In the face of so much loss, we can be tempted by a lot of things. We can despair. We can try to avoid and ignore the loss, or pretend it doesn’t matter as much as it really does. We can try to escape into nostalgia, or into a false belief that our losses haven’t changed us, and that things will go back to how they used to be very soon.

Sometimes we need those crutches for a little while, and that’s okay. But I think all of them, eventually, block us from encountering the healing power of God, a God who doesn’t run away from loss, but who joins us in it, and who comes to heal us in this broken world, in our heartbreak.

And so I wonder what it means for us to be a people who believe in a God of healing, as we live in this time of so much loss, so much heartbreak. I wonder what it means for us to participate in God’s work of healing, healing for ourselves, healing for our neighbors, healing for our world.

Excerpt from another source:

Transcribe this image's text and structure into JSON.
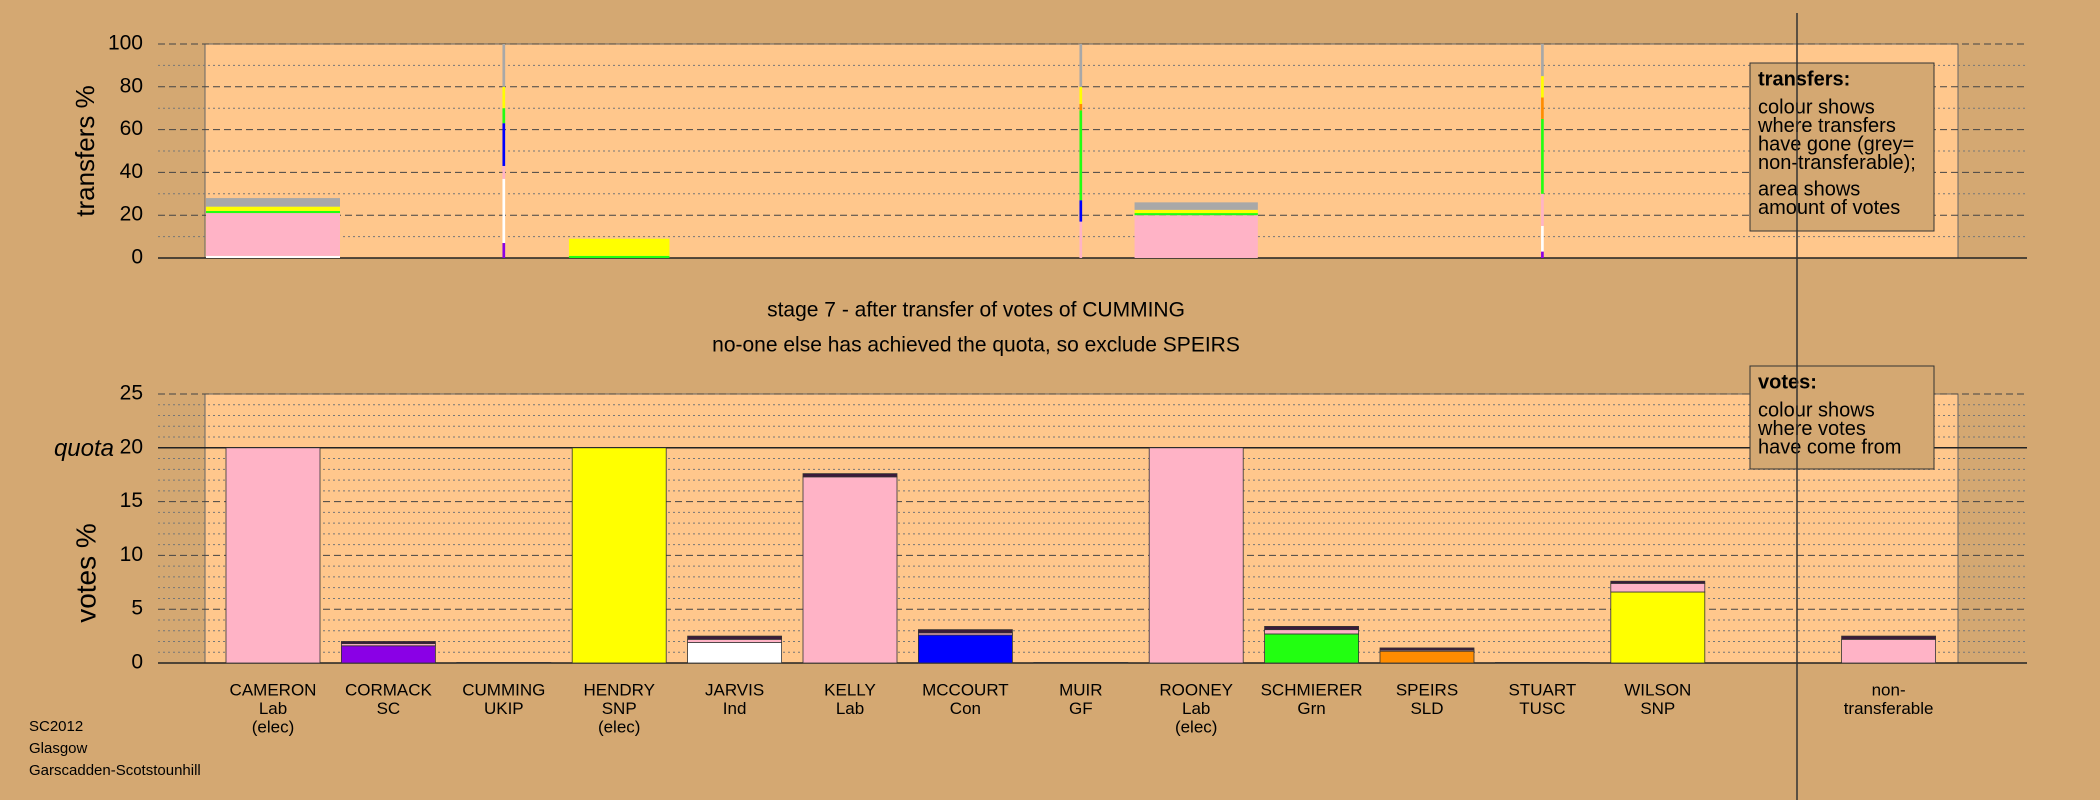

As I’ve meditated on this season after the Epiphany, these weeks before Lent, when we have a chance to learn with the disciples in these stories about who Jesus is and what he came here to do, and what that means for us as the disciples he is calling today, I’ve been drawn again and again to this theme of healing. Deep healing, healing based on truth, healing that acknowledges loss but that doesn’t end there either. Healing that trusts that Jesus is present with us in grief and pain and has something to offer us in that. And so I invite you to explore that theme of healing with me, during these next 6 weeks or so as we go through this season.

As we pray, as we reflect together on the stories of disciples coming to know Jesus, as we live in the world of loss and heartbreak, perhaps we can consider what we already know of Jesus’ healing love and care from our lives. Perhaps there is a kind of healing Jesus might be trying to offer each of us, and perhaps there is a kind of healing that each of us might want to ask him for. I hope that theme can be one that we explore together, too, as a congregation, in the weeks to come.